Souvent perçue comme un objet inoffensif, la liseuse peut se transformer en un redoutable cheval de Troie. C'est ce qu'a démontré Valentino Ricotta, un ingénieur de chez Thalium, la division cybersécurité de Thales. Lors de la conférence Black Hat Europe, il a exposé une méthode permettant de prendre le contrôle d'un compte client via un livre numérique modifié, sans que la victime ne se doute de rien.
Comment fonctionnait cette attaque sophistiquée ?
L'attaque, baptisée « Don’t Judge an Audiobook by Its Cover », exploitait une fonctionnalité méconnue des liseuses Kindle. Même les modèles incapables de lire des fichiers audio analysent les métadonnées des livres au format Audible. Valentino Ricotta a découvert qu'un fichier audio spécialement conçu pouvait provoquer une erreur de mémoire critique, un « heap overflow ».
Cette première brèche, combinée à une seconde vulnérabilité dans le clavier virtuel de l'appareil, permettait au pirate d'exécuter du code à distance avec les pleins pouvoirs. Le résultat est redoutable : le hacker pouvait subtiliser les cookies de session, obtenant ainsi un accès direct au compte, à l'historique des commandes et aux moyens de paiement enregistrés. Le tout, sans jamais avoir besoin du mot de passe.
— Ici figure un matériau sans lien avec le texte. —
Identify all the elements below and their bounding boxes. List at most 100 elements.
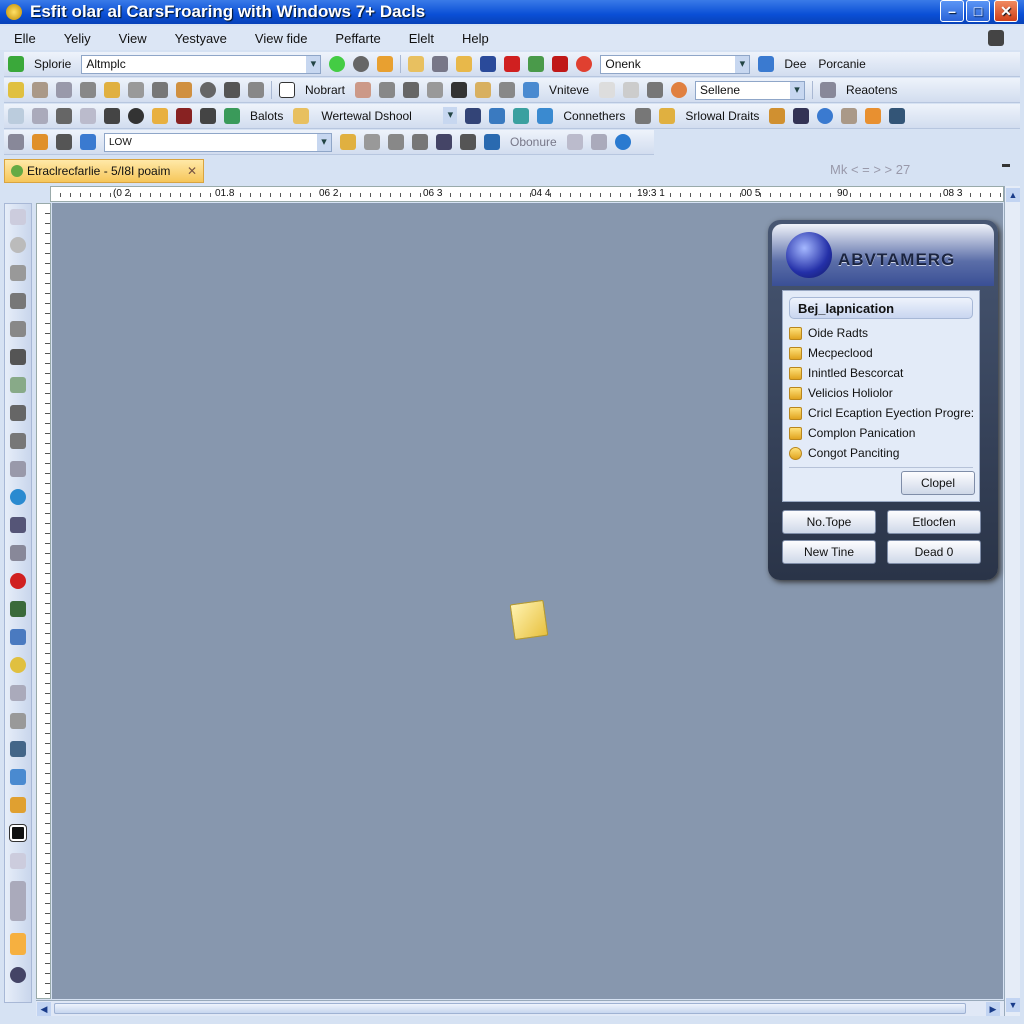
orange-icon[interactable]: [671, 82, 688, 98]
network-icon[interactable]: [889, 108, 906, 124]
new-icon[interactable]: [8, 56, 24, 72]
folder-icon[interactable]: [408, 56, 425, 72]
obscure-label[interactable]: Obonure: [510, 135, 557, 149]
selection-combo[interactable]: Sellene: [695, 80, 806, 100]
stop-icon[interactable]: [576, 56, 593, 72]
rotate-icon[interactable]: [484, 134, 500, 150]
grid-icon[interactable]: [513, 108, 530, 124]
close-tab-icon[interactable]: ✕: [187, 164, 197, 178]
report-icon[interactable]: [820, 82, 837, 98]
pin-icon[interactable]: [460, 134, 476, 150]
hash-icon[interactable]: [566, 134, 583, 150]
eyedropper-tool-icon[interactable]: [10, 629, 26, 645]
reports-button[interactable]: Reaotens: [846, 83, 897, 97]
arrow-icon[interactable]: [647, 82, 664, 98]
drafts-button[interactable]: Srlowal Draits: [685, 109, 759, 123]
align-right-icon[interactable]: [412, 134, 428, 150]
template-combo[interactable]: Altmplc: [81, 54, 322, 74]
calendar-icon[interactable]: [475, 82, 492, 98]
list-item[interactable]: Mecpeclood: [783, 343, 979, 363]
chat-icon[interactable]: [128, 82, 144, 98]
curve-icon[interactable]: [80, 82, 96, 98]
file-icon[interactable]: [293, 108, 310, 124]
menu-6[interactable]: Peffarte: [335, 31, 380, 46]
blob-tool-icon[interactable]: [10, 657, 26, 673]
tool2-icon[interactable]: [465, 108, 482, 124]
option-combo[interactable]: Onenk: [600, 54, 751, 74]
globe-tool-icon[interactable]: [10, 489, 26, 505]
box-icon[interactable]: [104, 108, 120, 124]
gear-icon[interactable]: [635, 108, 652, 124]
active-tool-icon[interactable]: [10, 933, 26, 955]
close-button[interactable]: ✕: [994, 0, 1018, 22]
tool-slot[interactable]: [10, 881, 26, 921]
ellipse-tool-icon[interactable]: [10, 237, 26, 253]
sticky-note-icon[interactable]: [509, 599, 549, 641]
pen-tool-icon[interactable]: [10, 377, 26, 393]
filter-icon[interactable]: [504, 56, 521, 72]
merge-icon[interactable]: [590, 134, 607, 150]
document-icon[interactable]: [528, 56, 545, 72]
brush-tool-icon[interactable]: [10, 741, 26, 757]
stamp-icon[interactable]: [552, 56, 569, 72]
chart-icon[interactable]: [152, 108, 168, 124]
layers-icon[interactable]: [32, 134, 48, 150]
minimize-panel-icon[interactable]: [1002, 164, 1010, 167]
panel-button-2[interactable]: Etlocfen: [887, 510, 981, 534]
comment-icon[interactable]: [427, 82, 444, 98]
search-icon[interactable]: [224, 82, 240, 98]
record-tool-icon[interactable]: [10, 573, 26, 589]
text-tool-icon[interactable]: [10, 349, 26, 365]
settings-tool-icon[interactable]: [10, 967, 26, 983]
zoom-tool-icon[interactable]: [10, 405, 26, 421]
info-icon[interactable]: [128, 108, 144, 124]
image-icon[interactable]: [8, 82, 24, 98]
display-icon[interactable]: [377, 56, 394, 72]
scroll-left-icon[interactable]: ◀: [37, 1002, 51, 1016]
palette-icon[interactable]: [769, 108, 786, 124]
cloud-tool-icon[interactable]: [10, 265, 26, 281]
diamond-icon[interactable]: [499, 82, 516, 98]
down-icon[interactable]: [56, 108, 72, 124]
balots-button[interactable]: Balots: [250, 109, 283, 123]
align-icon[interactable]: [340, 134, 356, 150]
scroll-up-icon[interactable]: ▲: [1006, 188, 1020, 202]
school-combo[interactable]: Wertewal Dshool: [317, 106, 458, 126]
fill-tool-icon[interactable]: [10, 601, 26, 617]
crop-icon[interactable]: [8, 134, 24, 150]
printer-icon[interactable]: [451, 82, 468, 98]
draw-icon[interactable]: [659, 108, 676, 124]
align-left-icon[interactable]: [364, 134, 380, 150]
move-icon[interactable]: [432, 56, 449, 72]
maximize-button[interactable]: □: [966, 0, 990, 22]
monitor-icon[interactable]: [489, 108, 506, 124]
edit-icon[interactable]: [865, 108, 882, 124]
menu-edit[interactable]: Yeliy: [64, 31, 91, 46]
split-button[interactable]: Splorie: [34, 57, 71, 71]
desktop-icon[interactable]: [758, 56, 775, 72]
triangle-icon[interactable]: [200, 108, 216, 124]
zoom-icon[interactable]: [329, 56, 346, 72]
panel-button-1[interactable]: No.Tope: [782, 510, 876, 534]
check-icon[interactable]: [56, 82, 72, 98]
users-icon[interactable]: [793, 108, 810, 124]
nav-readout[interactable]: Mk < = > > 27: [830, 162, 910, 177]
picture-icon[interactable]: [176, 82, 192, 98]
cup-icon[interactable]: [32, 82, 48, 98]
list-item[interactable]: Oide Radts: [783, 323, 979, 343]
list-item[interactable]: Inintled Bescorcat: [783, 363, 979, 383]
list-item[interactable]: Velicios Holiolor: [783, 383, 979, 403]
horizontal-scrollbar[interactable]: ◀ ▶: [36, 1000, 1004, 1016]
vertical-scrollbar[interactable]: ▲ ▼: [1004, 186, 1020, 1016]
porcanie-button[interactable]: Porcanie: [818, 57, 865, 71]
wand-icon[interactable]: [436, 134, 452, 150]
table-icon[interactable]: [8, 108, 24, 124]
scroll-right-icon[interactable]: ▶: [986, 1002, 1000, 1016]
globe-icon[interactable]: [200, 82, 216, 98]
shield-icon[interactable]: [614, 134, 631, 150]
crop-tool-icon[interactable]: [10, 461, 26, 477]
horizontal-ruler[interactable]: (0 2 01.8 06 2 06 3 04 4 19:3 1 00 5 90 …: [50, 186, 1004, 202]
gear-tool-icon[interactable]: [10, 713, 26, 729]
scroll-down-icon[interactable]: ▼: [1006, 998, 1020, 1012]
color-swatch-icon[interactable]: [9, 824, 27, 842]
Quels étaient les risques réels pour les utilisateurs ?
Le danger principal ne venait pas des livres achetés sur la boutique officielle. La faille concernait spécifiquement la pratique du sideloading. Ce terme désigne le fait de transférer manuellement sur sa liseuse des ebooks téléchargés depuis des sites tiers, souvent illégaux, via une simple connexion USB.
Comme l'explique le chercheur, de nombreux utilisateurs téléchargent massivement des livres depuis ces sources alternatives pour les ajouter à leur bibliothèque. C'est précisément dans ce contexte que le piège se refermait. En pensant acquérir un best-seller gratuitement, l'utilisateur introduisait lui-même le logiciel malveillant sur son appareil.
Comment Amazon a-t-il réagi face à cette menace ?
Heureusement, cette vulnérabilité appartient désormais au passé. Conformément aux pratiques de divulgation responsable, Valentino Ricotta a signalé les deux failles critiques à Amazon bien avant sa présentation publique. Le géant du e-commerce a rapidement réagi en déployant une mise à jour logicielle pour corriger le problème.
En reconnaissance de son travail, le chercheur a reçu une récompense de 20 000 dollars dans le cadre du programme de « bug bounty » de l'entreprise. Une somme que sa société, Thales, a choisi de reverser intégralement à une œuvre de charité. Cette affaire reste un puissant rappel : le téléchargement depuis des sources inconnues comporte toujours des risques, même pour des appareils à l'apparence aussi simple qu'une liseuse.